The iCIMS Talent Cloud is built on our commitment to ensuring that strong security, privacy and data protection, and compliance controls are in place to protect our customers. Through our dedicated security, legal, and privacy teams, we are constantly monitoring, adapting, and improving our policies to handle the complexity of a constantly changing world.
iCIMS has a long commitment to information security. We have been ISO 27001 certified since 2014 and recently achieved its extension certificate, ISO 27701. The global privacy information and security certification supports compliance with the EU’s General Data Protection Regulation (GDPR), the California Consumer Privacy Act (CCPA), and other privacy legislation – demonstrating iCIMS’ commitment to upholding the highest standard of data security and protection with the most rigorous processes and systems in place. Additionally, we also align to the NSIT 800-171 and NIST 800-53 standards.
We clearly define our security policies and make them available for all customers and prospects to evaluate. We strive for transparency in how we address security and align to the fundamental position that we will never degrade our security policies.
We have a strong security and privacy incident response programme in place that is based off of NIST 800-61 standards. iCIMS treats all reported potential security events seriously and aligns with legal, regulatory, and contractual requirements to ensure that security incidents are properly addressed.

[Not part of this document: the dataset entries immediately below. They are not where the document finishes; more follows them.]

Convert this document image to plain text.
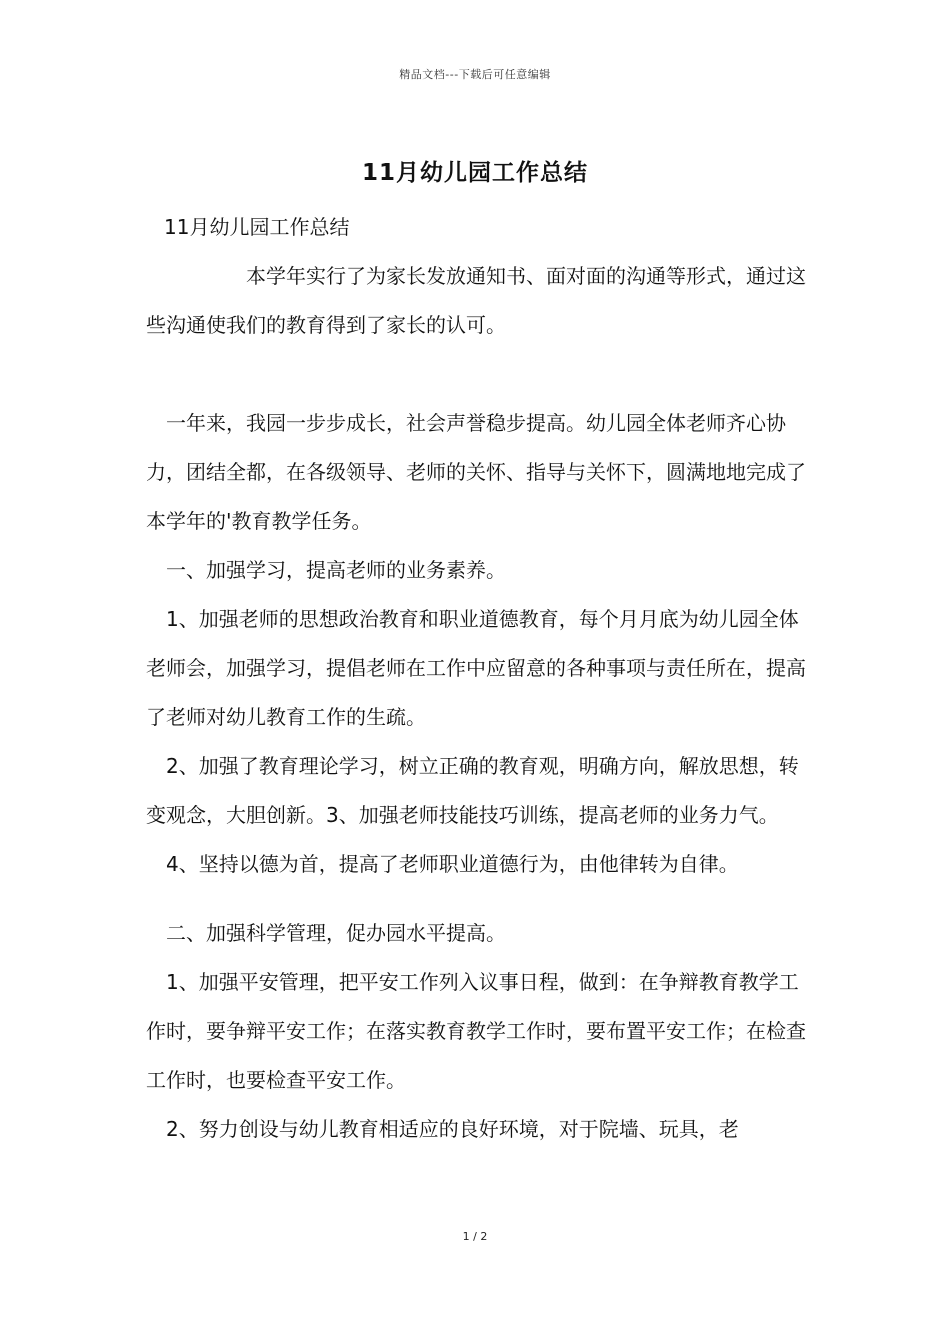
精品文档---下载后可任意编辑
11月幼儿园工作总结

11月幼儿园工作总结

本学年实行了为家长发放通知书、面对面的沟通等形式，通过这些沟通使我们的教育得到了家长的认可。

一年来，我园一步步成长，社会声誉稳步提高。幼儿园全体老师齐心协力，团结全都，在各级领导、老师的关怀、指导与关怀下，圆满地地完成了本学年的'教育教学任务。

一、加强学习，提高老师的业务素养。

1、加强老师的思想政治教育和职业道德教育，每个月月底为幼儿园全体老师会，加强学习，提倡老师在工作中应留意的各种事项与责任所在，提高了老师对幼儿教育工作的生疏。

2、加强了教育理论学习，树立正确的教育观，明确方向，解放思想，转变观念，大胆创新。3、加强老师技能技巧训练，提高老师的业务力气。

4、坚持以德为首，提高了老师职业道德行为，由他律转为自律。

二、加强科学管理，促办园水平提高。

1、加强平安管理，把平安工作列入议事日程，做到：在争辩教育教学工作时，要争辩平安工作；在落实教育教学工作时，要布置平安工作；在检查工作时，也要检查平安工作。

2、努力创设与幼儿教育相适应的良好环境，对于院墙、玩具，老

1 / 2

iCIMS has a dedicated Data Protection Officer (DPO) and privacy team to ensure we can provide the utmost care with regard to matters of data and privacy. Our privacy programme aligns with ISO 27701 and takes into consideration laws, regulations, and compliance requirements across the globe. We’re committed to clearly spelling out our privacy programme and how we process, gather, use, store, share, secure, retain, and dispose of sensitive and confidential information, including personal data, on behalf of our subscribers and their users.

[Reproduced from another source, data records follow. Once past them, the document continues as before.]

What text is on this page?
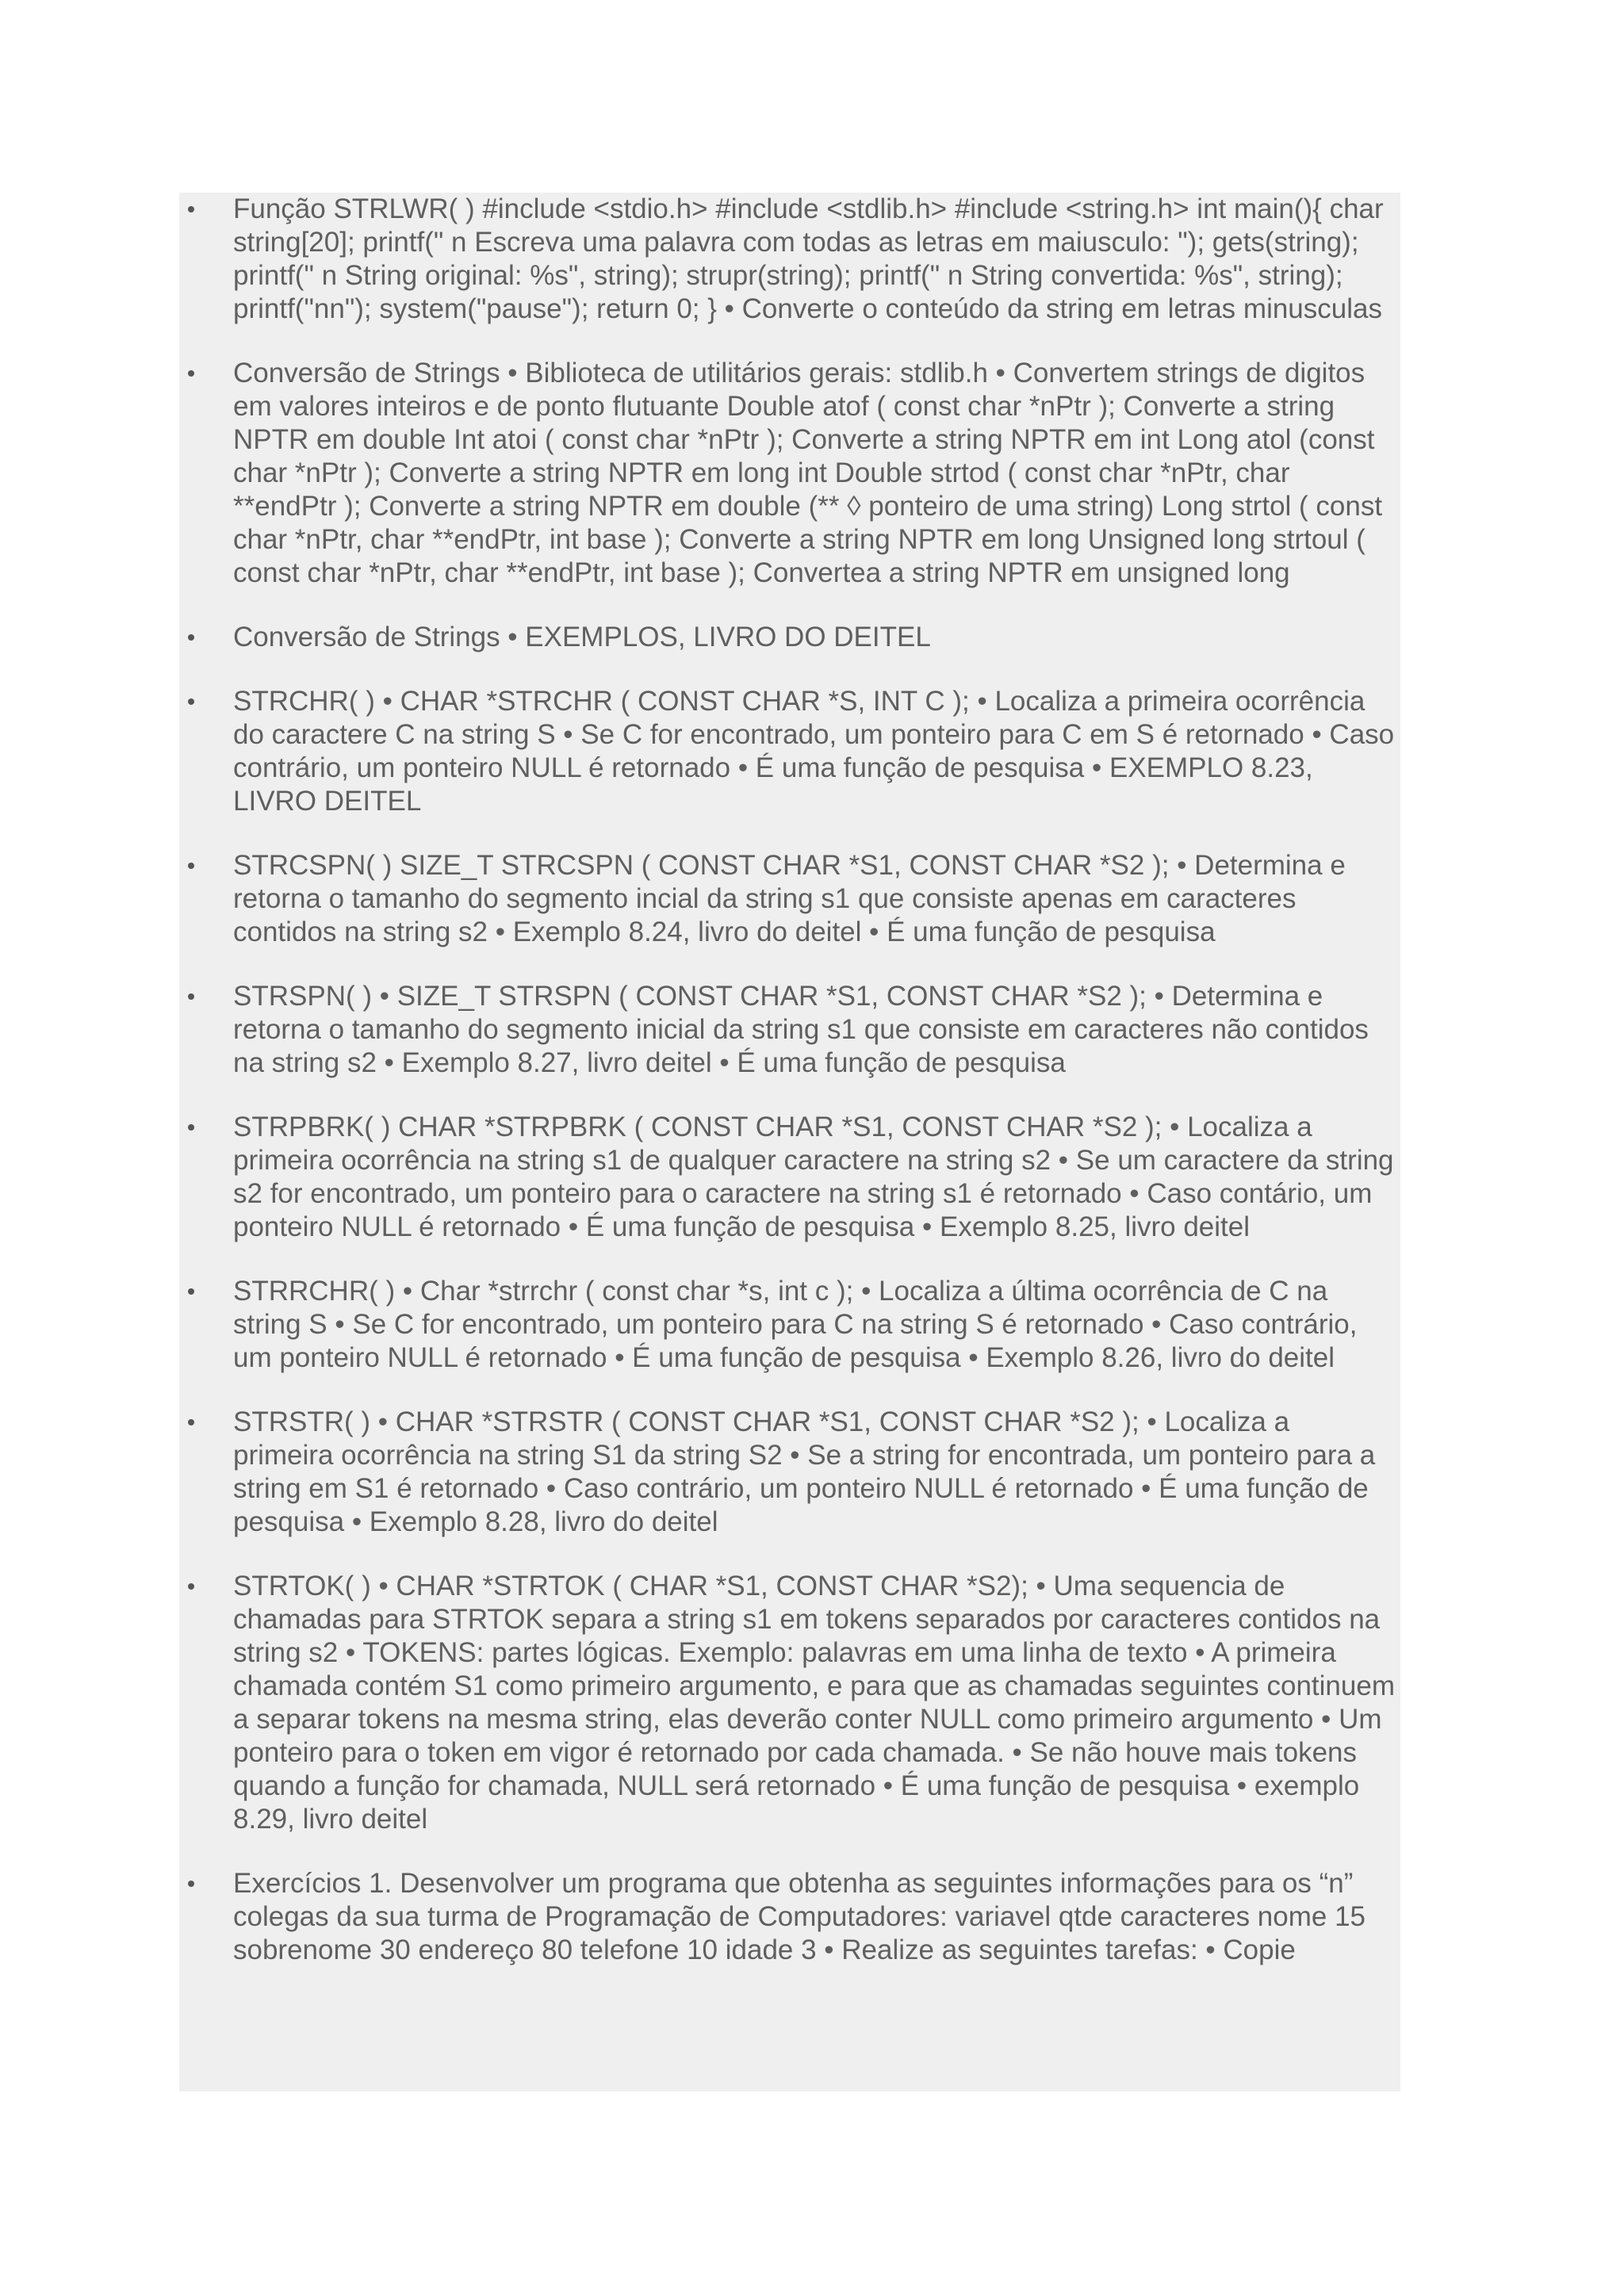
Função STRLWR( ) #include <stdio.h> #include <stdlib.h> #include <string.h> int main(){ char string[20]; printf(" n Escreva uma palavra com todas as letras em maiusculo: "); gets(string); printf(" n String original: %s", string); strupr(string); printf(" n String convertida: %s", string); printf("nn"); system("pause"); return 0; } • Converte o conteúdo da string em letras minusculas
Conversão de Strings • Biblioteca de utilitários gerais: stdlib.h • Convertem strings de digitos em valores inteiros e de ponto flutuante Double atof ( const char *nPtr ); Converte a string NPTR em double Int atoi ( const char *nPtr ); Converte a string NPTR em int Long atol (const char *nPtr ); Converte a string NPTR em long int Double strtod ( const char *nPtr, char **endPtr ); Converte a string NPTR em double (** ◊ ponteiro de uma string) Long strtol ( const char *nPtr, char **endPtr, int base ); Converte a string NPTR em long Unsigned long strtoul ( const char *nPtr, char **endPtr, int base ); Convertea a string NPTR em unsigned long
Conversão de Strings • EXEMPLOS, LIVRO DO DEITEL
STRCHR( ) • CHAR *STRCHR ( CONST CHAR *S, INT C ); • Localiza a primeira ocorrência do caractere C na string S • Se C for encontrado, um ponteiro para C em S é retornado • Caso contrário, um ponteiro NULL é retornado • É uma função de pesquisa • EXEMPLO 8.23, LIVRO DEITEL
STRCSPN( ) SIZE_T STRCSPN ( CONST CHAR *S1, CONST CHAR *S2 ); • Determina e retorna o tamanho do segmento incial da string s1 que consiste apenas em caracteres contidos na string s2 • Exemplo 8.24, livro do deitel • É uma função de pesquisa
STRSPN( ) • SIZE_T STRSPN ( CONST CHAR *S1, CONST CHAR *S2 ); • Determina e retorna o tamanho do segmento inicial da string s1 que consiste em caracteres não contidos na string s2 • Exemplo 8.27, livro deitel • É uma função de pesquisa
STRPBRK( ) CHAR *STRPBRK ( CONST CHAR *S1, CONST CHAR *S2 ); • Localiza a primeira ocorrência na string s1 de qualquer caractere na string s2 • Se um caractere da string s2 for encontrado, um ponteiro para o caractere na string s1 é retornado • Caso contário, um ponteiro NULL é retornado • É uma função de pesquisa • Exemplo 8.25, livro deitel
STRRCHR( ) • Char *strrchr ( const char *s, int c ); • Localiza a última ocorrência de C na string S • Se C for encontrado, um ponteiro para C na string S é retornado • Caso contrário, um ponteiro NULL é retornado • É uma função de pesquisa • Exemplo 8.26, livro do deitel
STRSTR( ) • CHAR *STRSTR ( CONST CHAR *S1, CONST CHAR *S2 ); • Localiza a primeira ocorrência na string S1 da string S2 • Se a string for encontrada, um ponteiro para a string em S1 é retornado • Caso contrário, um ponteiro NULL é retornado • É uma função de pesquisa • Exemplo 8.28, livro do deitel
STRTOK( ) • CHAR *STRTOK ( CHAR *S1, CONST CHAR *S2); • Uma sequencia de chamadas para STRTOK separa a string s1 em tokens separados por caracteres contidos na string s2 • TOKENS: partes lógicas. Exemplo: palavras em uma linha de texto • A primeira chamada contém S1 como primeiro argumento, e para que as chamadas seguintes continuem a separar tokens na mesma string, elas deverão conter NULL como primeiro argumento • Um ponteiro para o token em vigor é retornado por cada chamada. • Se não houve mais tokens quando a função for chamada, NULL será retornado • É uma função de pesquisa • exemplo 8.29, livro deitel
Exercícios 1. Desenvolver um programa que obtenha as seguintes informações para os “n” colegas da sua turma de Programação de Computadores: variavel qtde caracteres nome 15 sobrenome 30 endereço 80 telefone 10 idade 3 • Realize as seguintes tarefas: • Copie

Maintaining a single source of truth can help protect your enterprise by keeping data safe and processes compliant. iCIMS’ Talent Cloud platform continually meets rigorous privacy and compliance standards and regulations to ensure that your data remains secure, including CCPA and GDPR.
As a proud corporate member of the International Association of Privacy Professionals, we stand with our peers in our commitment to safeguarding our customers’ information.
We’re serious about compliance, both for our clients and across our company. All iCIMS data centers adhere to the following levels of compliance and certifications:
SOC1 (SSAE 16), SOC2, and SOC3 compliant
ISO 27001, ISO 27701, ISO 27017, ISO 27018 certified
PCI DSS 3.2 certified
GDPR ready
We are constantly working to improve our security, privacy, and data protection and compliance posture. With this in mind, we have completed the SOC 2, Type II Audit, which demonstrates iCIMS’ control effectiveness and represents an overview of iCIMS systems and the suitability of the design and operating effectiveness of security and availability controls over a period of time.
Our data centers are designed for high availability to protect against disaster. Our disaster readiness plans are tested quarterly to ensure viability.